Gaylor awarded supercritical fluids/Green Chemistry educational equipment grant
Dr. Michael Gaylor, assistant professor of chemistry at Dakota State University, was recently awarded a supercritical fluids/Green Chemistry educational equipment grant valued at $35,000. The grant was awarded by Applied Separations Inc., an industry leader in environmentally friendly supercritical fluid technologies, in recognition of his achievements in developing supercritical fluid- and Green chemistry-based curricula at DSU.
“This is a distinguished accolade for our program and for DSU. It is also an exciting state-of-the-art educational equipment award that will greatly aid my continued efforts to bring our chemistry program into the 21st century by transforming it from one based on hazardous materials usage to one firmly grounded in modular technologies and Green chemistry and supercritical fluid principles and practices. Moreover, my students will benefit greatly from receiving hands-on experiences with lab technology used in top research and industry laboratories the world over,” said Dr. Gaylor.
What is a supercritical fluid you ask? It is any substance (such as the carbon dioxide gas that we exhale and emit from our automobiles) that exists beyond its so-called critical temperature and pressure. Under these conditions, the substance is no longer distinguishable as a gas or a liquid, but instead becomes a peculiar hybrid state of matter possessing the desirable properties of both phases of matter.
For chemists, supercritical fluids are invaluable tools in that they can easily diffuse through solid materials just like a gas, while simultaneously effectively dissolving desired materials just like a liquid solvent. Perhaps the most recognizable examples of the importance of supercritical fluids in contemporary society is the large-scale industrial use of supercritical carbon dioxide to safely decaffeinate coffees and teas, and to remove fats from “low fat” foods. Such food manufacturing processes have historically relied on enormous volumes of toxic liquid solvents, which then must be disposed of as hazardous waste, thereby compromising human and environmental health.
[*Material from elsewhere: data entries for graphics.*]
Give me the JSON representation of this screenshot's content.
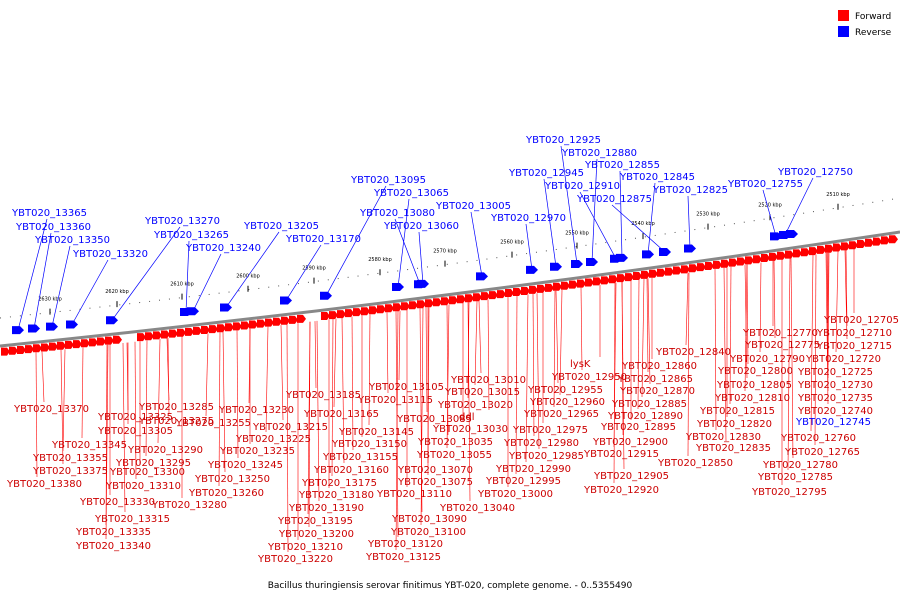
{
  "legend": [
    {
      "label": "Forward",
      "color": "#ff0000"
    },
    {
      "label": "Reverse",
      "color": "#0000ff"
    }
  ],
  "caption": "Bacillus thuringiensis serovar finitimus YBT-020, complete genome. - 0..5355490",
  "ticks": [
    "2630 kbp",
    "2620 kbp",
    "2610 kbp",
    "2600 kbp",
    "2590 kbp",
    "2580 kbp",
    "2570 kbp",
    "2560 kbp",
    "2550 kbp",
    "2540 kbp",
    "2530 kbp",
    "2520 kbp",
    "2510 kbp"
  ],
  "reverse_labels": [
    "YBT020_13365",
    "YBT020_13360",
    "YBT020_13350",
    "YBT020_13320",
    "YBT020_13270",
    "YBT020_13265",
    "YBT020_13240",
    "YBT020_13205",
    "YBT020_13170",
    "YBT020_13095",
    "YBT020_13065",
    "YBT020_13080",
    "YBT020_13060",
    "YBT020_13005",
    "YBT020_12970",
    "YBT020_12945",
    "YBT020_12925",
    "YBT020_12880",
    "YBT020_12910",
    "YBT020_12855",
    "YBT020_12845",
    "YBT020_12875",
    "YBT020_12825",
    "YBT020_12755",
    "YBT020_12750",
    "YBT020_12745"
  ],
  "forward_labels": [
    "YBT020_13370",
    "YBT020_13325",
    "YBT020_13305",
    "YBT020_13345",
    "YBT020_13355",
    "YBT020_13375",
    "YBT020_13380",
    "YBT020_13330",
    "YBT020_13335",
    "YBT020_13340",
    "YBT020_13315",
    "YBT020_13310",
    "YBT020_13300",
    "YBT020_13295",
    "YBT020_13290",
    "YBT020_13285",
    "YBT020_13275",
    "YBT020_13280",
    "YBT020_13260",
    "YBT020_13255",
    "YBT020_13250",
    "YBT020_13245",
    "YBT020_13235",
    "YBT020_13230",
    "YBT020_13225",
    "YBT020_13215",
    "YBT020_13220",
    "YBT020_13210",
    "YBT020_13200",
    "YBT020_13195",
    "YBT020_13190",
    "YBT020_13185",
    "YBT020_13180",
    "YBT020_13175",
    "YBT020_13165",
    "YBT020_13160",
    "YBT020_13155",
    "YBT020_13150",
    "YBT020_13145",
    "YBT020_13125",
    "YBT020_13120",
    "YBT020_13115",
    "YBT020_13110",
    "YBT020_13105",
    "YBT020_13100",
    "YBT020_13090",
    "YBT020_13085",
    "YBT020_13075",
    "YBT020_13070",
    "YBT020_13055",
    "YBT020_13040",
    "YBT020_13035",
    "YBT020_13030",
    "YBT020_13020",
    "YBT020_13015",
    "YBT020_13010",
    "ddl",
    "YBT020_13000",
    "YBT020_12995",
    "YBT020_12990",
    "YBT020_12985",
    "YBT020_12980",
    "YBT020_12975",
    "YBT020_12965",
    "YBT020_12960",
    "YBT020_12955",
    "YBT020_12950",
    "lysK",
    "YBT020_12920",
    "YBT020_12915",
    "YBT020_12905",
    "YBT020_12900",
    "YBT020_12895",
    "YBT020_12890",
    "YBT020_12885",
    "YBT020_12870",
    "YBT020_12865",
    "YBT020_12860",
    "YBT020_12850",
    "YBT020_12840",
    "YBT020_12835",
    "YBT020_12830",
    "YBT020_12820",
    "YBT020_12815",
    "YBT020_12810",
    "YBT020_12805",
    "YBT020_12800",
    "YBT020_12795",
    "YBT020_12790",
    "YBT020_12785",
    "YBT020_12780",
    "YBT020_12775",
    "YBT020_12770",
    "YBT020_12765",
    "YBT020_12760",
    "YBT020_12740",
    "YBT020_12735",
    "YBT020_12730",
    "YBT020_12725",
    "YBT020_12720",
    "YBT020_12715",
    "YBT020_12710",
    "YBT020_12705"
  ]
}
As the study and practice of chemistry has evolved to rely on a plethora of similarly hazardous materials, use of supercritical fluids in teaching and research labs is becoming a priority for institutions seeking to minimize safety risks (especially for students) and waste generation. Supercritical carbon dioxide has become particularly popular in recent years, as it is non-toxic, has an easily attainable critical temperature and pressure, and new technologies now make it possible to recycle this gas virtually endlessly. In so doing, it is actually possible to operate one’s carbon emission budgets in the black.
Dr. Gaylor was recently invited to attend the American Chemical Society’s 18th Annual Green Chemistry and Engineering Conference in Bethesda Maryland as an honored guest to receive the award in person during the keynote address ceremony.